After the surgery, the patient reported relief of his pre-operative pain symptoms but complained of atrophy and lower extremity weakness. The patient did not return to work and was terminated from employment the next year.
The patient filed suit against Dr. A, alleging that she placed a needle through the spinal canal and through the dura, causing the needle to break and lodge in his spine. The plaintiff further alleged it was negligence to fail to recognize a needle fracture when the needle and introducer were removed.

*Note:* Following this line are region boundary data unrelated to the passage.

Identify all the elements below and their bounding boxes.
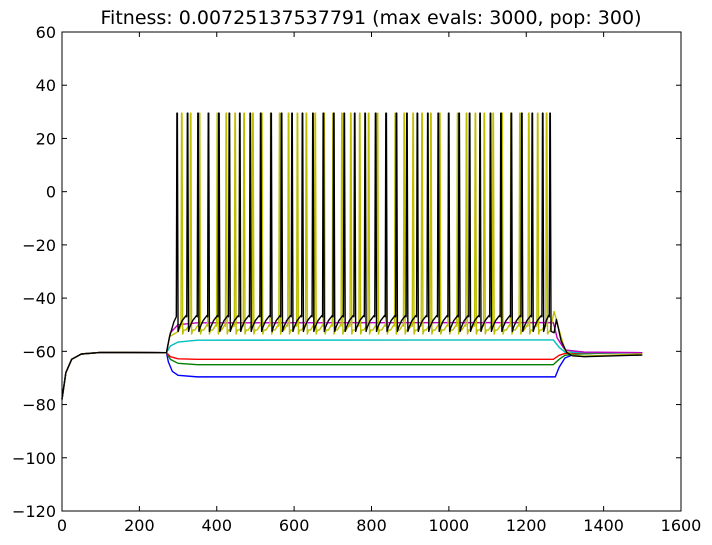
y-tick-label: −20 [22, 236, 56, 255]
x-tick-label: 200 [124, 516, 155, 535]
y-tick-label: −40 [22, 289, 56, 308]
plot-frame [61, 31, 682, 512]
x-tick-label: 1200 [506, 516, 547, 535]
x-tick-label: 400 [201, 516, 232, 535]
y-tick-label: −100 [12, 449, 56, 468]
x-tick-label: 0 [57, 516, 67, 535]
y-tick-label: 40 [36, 76, 56, 95]
y-tick-label: 60 [36, 23, 56, 42]
x-tick-label: 800 [356, 516, 387, 535]
y-tick-label: −60 [22, 342, 56, 361]
y-tick-label: −80 [22, 396, 56, 415]
series-line-5 [61, 112, 643, 400]
x-tick-label: 1000 [429, 516, 470, 535]
axis-layer: 0 200 400 600 800 1000 1200 1400 16006040200−20−… [12, 23, 701, 535]
series-line-6 [61, 112, 643, 400]
y-tick-label: 20 [36, 129, 56, 148]
x-tick-label: 600 [279, 516, 310, 535]
x-tick-label: 1400 [583, 516, 624, 535]
series-layer [61, 112, 643, 400]
series-line-3 [61, 339, 643, 400]
chart-title: Fitness: 0.00725137537791 (max evals: 30… [101, 7, 642, 29]
y-tick-label: −120 [12, 502, 56, 521]
x-tick-label: 1600 [661, 516, 702, 535]
y-tick-label: 0 [46, 183, 56, 202]
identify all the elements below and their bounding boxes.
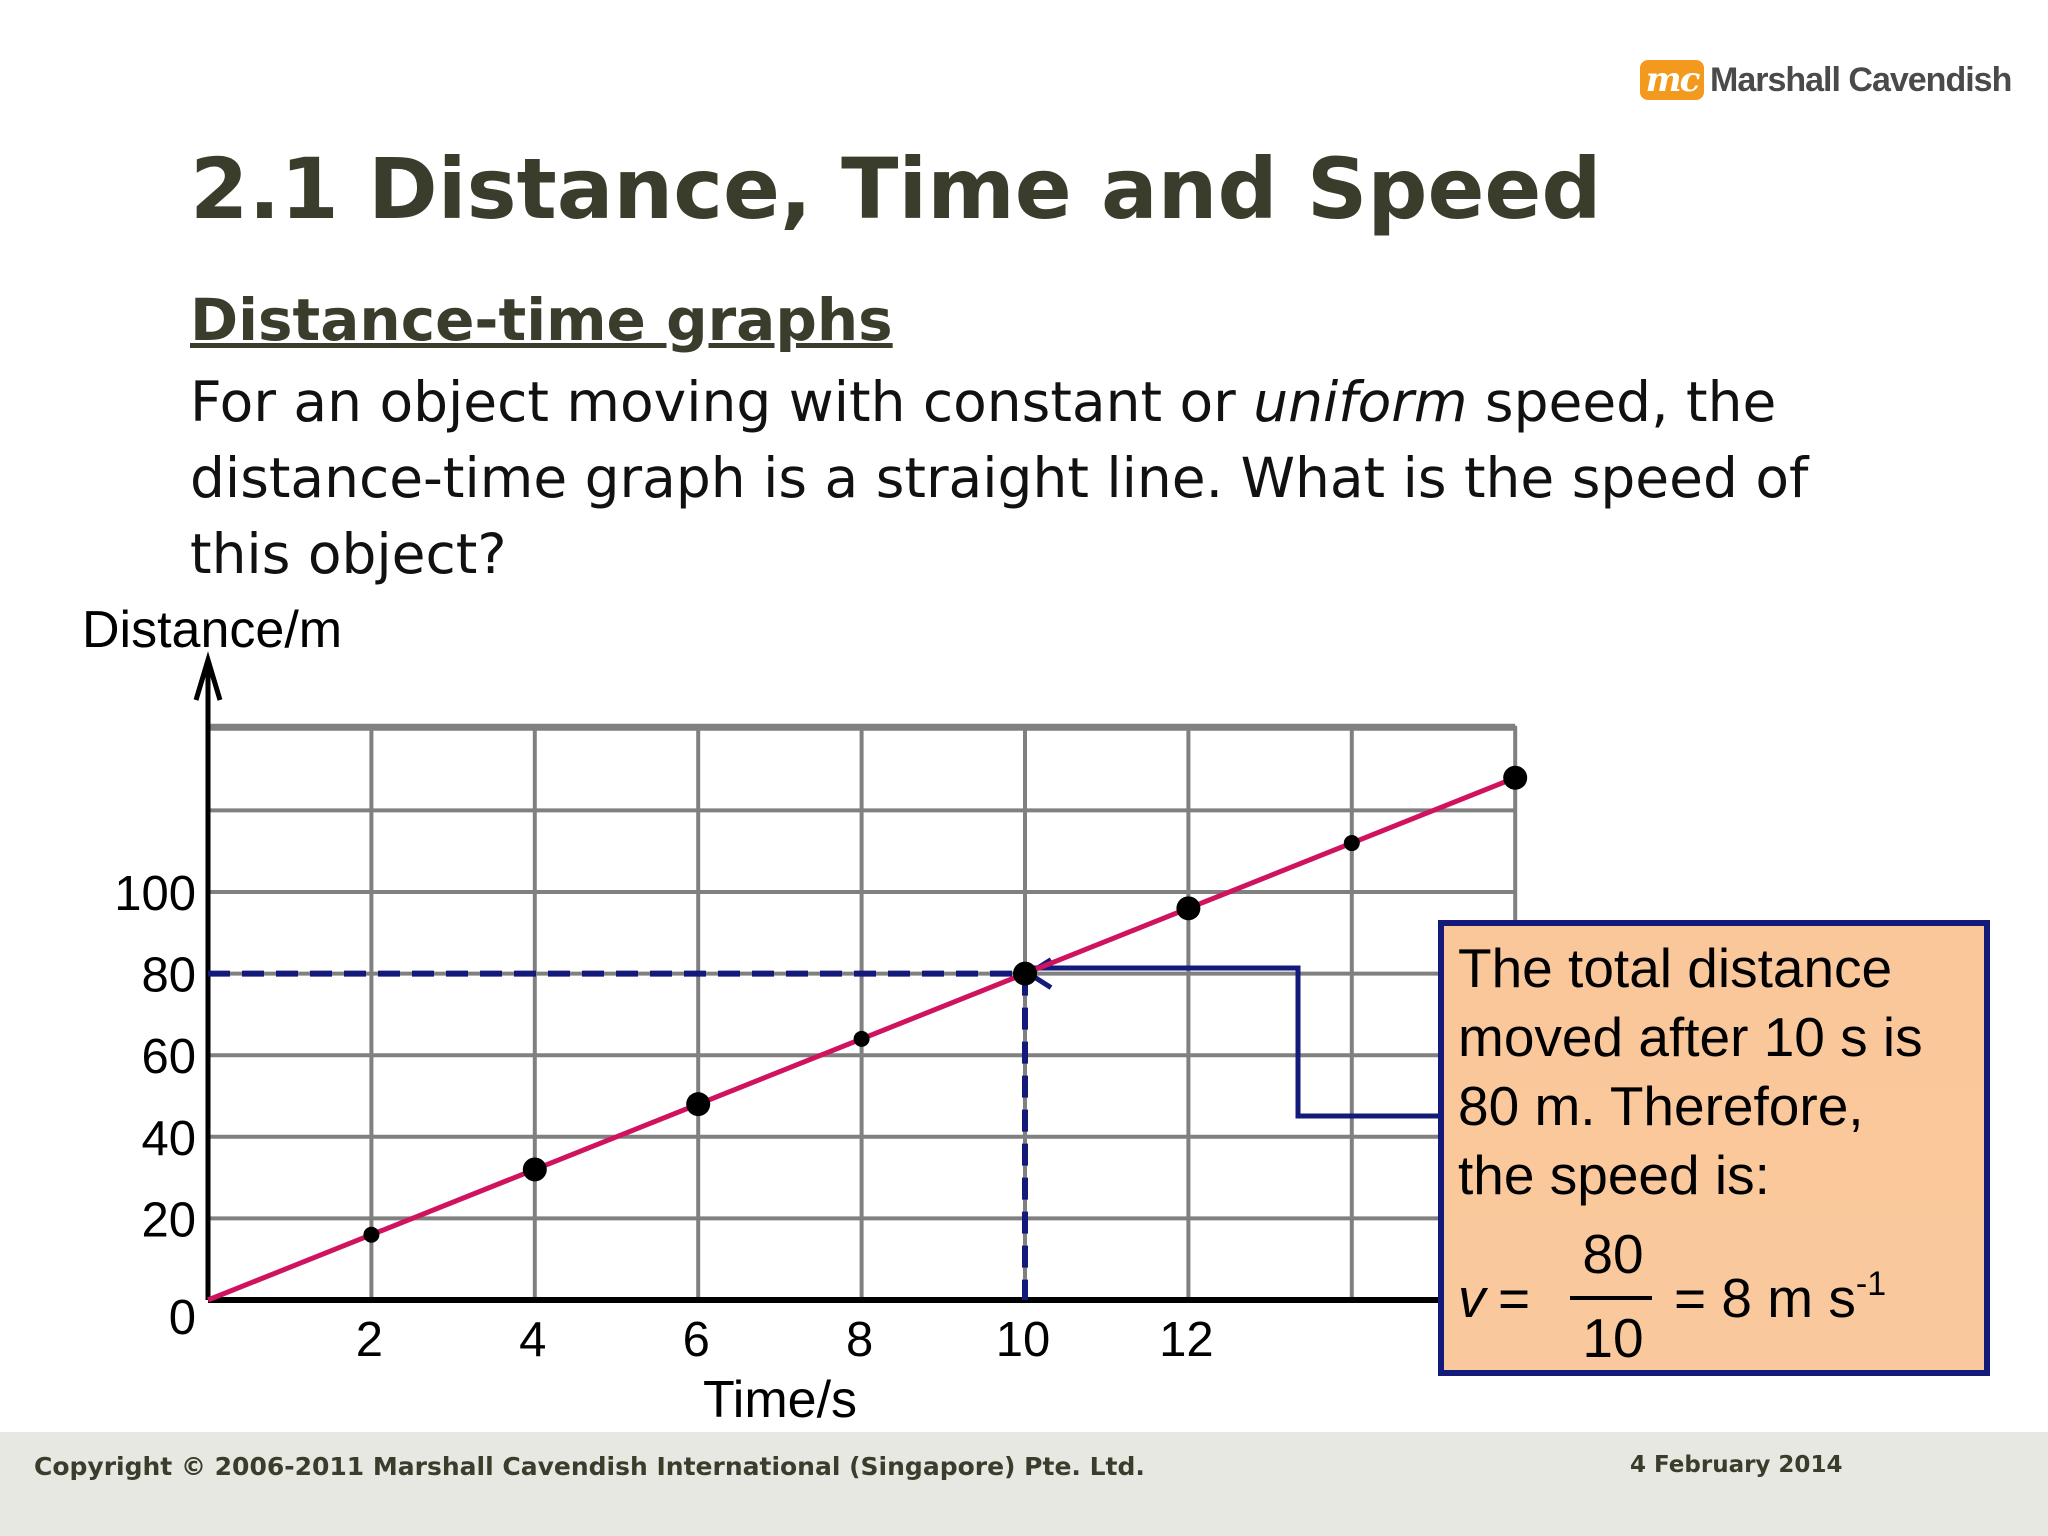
x-tick-label: 2 xyxy=(356,1313,383,1367)
x-axis-label: Time/s xyxy=(703,1371,857,1429)
data-point xyxy=(1503,765,1528,790)
y-axis-label: Distance/m xyxy=(82,601,342,659)
y-tick-label: 20 xyxy=(141,1193,196,1247)
formula-result-text: = 8 m s xyxy=(1674,1267,1856,1329)
x-tick-label: 8 xyxy=(846,1313,873,1367)
copyright-text: Copyright © 2006-2011 Marshall Cavendish… xyxy=(34,1452,1145,1481)
fraction-bar xyxy=(1570,1296,1652,1300)
x-tick-label: 12 xyxy=(1159,1313,1214,1367)
y-tick-label: 0 xyxy=(169,1291,196,1345)
y-tick-label: 80 xyxy=(141,949,196,1003)
formula-result: = 8 m s-1 xyxy=(1674,1264,1886,1333)
callout-line: moved after 10 s is xyxy=(1458,1006,1923,1068)
y-tick-label: 60 xyxy=(141,1030,196,1084)
chart-labels: 2 4 6 8 10 12 0 20 40 60 80 100 xyxy=(114,867,1213,1367)
distance-time-chart: 2 4 6 8 10 12 0 20 40 60 80 100 Distance/m Time/s xyxy=(82,601,1528,1429)
callout-line: the speed is: xyxy=(1458,1144,1770,1206)
data-point xyxy=(1013,961,1037,986)
data-point xyxy=(686,1092,711,1117)
x-tick-label: 10 xyxy=(996,1313,1051,1367)
speed-formula: v = 80 10 = 8 m s-1 xyxy=(1458,1223,1978,1369)
chart-grid xyxy=(206,723,1518,1300)
slide-title: 2.1 Distance, Time and Speed xyxy=(190,140,1602,238)
logo-mark: mc xyxy=(1640,60,1704,100)
callout-connector xyxy=(1029,965,1438,1119)
slide-subtitle: Distance-time graphs xyxy=(190,286,893,354)
callout-line: 80 m. Therefore, xyxy=(1458,1075,1864,1137)
data-point xyxy=(1176,896,1201,921)
formula-numerator: 80 xyxy=(1582,1223,1644,1285)
chart-axes xyxy=(193,651,1440,1303)
body-text-end: speed, the distance-time graph is a stra… xyxy=(190,370,1809,586)
formula-equals: = xyxy=(1498,1267,1531,1329)
y-tick-label: 100 xyxy=(114,867,196,921)
y-axis-arrow-icon xyxy=(193,651,223,701)
brand-logo: mc Marshall Cavendish xyxy=(1640,58,2012,102)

The litigation was initially worked up on the assumption that the foreign body removed in the lumbar surgery was a needle fragment from the anesthesia administered for the knee surgery. The spinal surgeon testified that he could not state whether the patient’s pain was from the “needle” or from the patient’s pre-existing spinal stenosis but that in any case, the object needed to be removed.
Discovery revealed that the plaintiff had an urgent consult with a neurosurgeon three years earlier for severe leg pain, back pain, and a foot drop after moving pavers during some home landscaping. That neurosurgeon ordered flexion and extension films and had planned, depending on the films, to recommend surgery at L2-3 or L4-5, but the patient never returned.
During the litigation, however, further examination of the foreign object showed that it bore no resemblance to a spinal needle and matched nothing used in the needle drawer at the hospital where Dr. A administered the anesthesia.
During the workup of the case, Dr. A’s defense counsel questioned the plaintiff if he had received medical treatment during a trip that he had made to India three years prior. The plaintiff denied receiving surgical care in India during that time.
Defense counsel then obtained from India samples of cannulas used by physicians in that country. The samples matched the object removed from the patient. Despite the finding, the plaintiff’s counsel refused to dismiss the case, but instead presented an expert who theorized that Dr. A used some blunt needle as an introducer which broke and that the fragment was pushed by a spinal needle through to the ligamentum flavum.
At trial, Dr. A’s defense attorney proposed that the plaintiff traveled to India after suffering from stenosis and underwent either minimally invasive spine surgery or an epidural injection and it was then that the foreign object was introduced and retained. In trial, the plaintiff testified that he had no procedures performed after hurting his back while landscaping his yard three years earlier because his back got better by itself.
When Dr. A testified at trial, her defense attorney asked her if she could think of a theory other than that put forward by plaintiff’s expert. Dr. A responded that she had done some research into the matter and learned that physicians in some Commonwealth countries, like the former British colony of India, use cannulas in their suction procedures.
After 12 days of trial, the jury deliberated for one day to give a defense verdict to Dr. A by a vote of nine to three.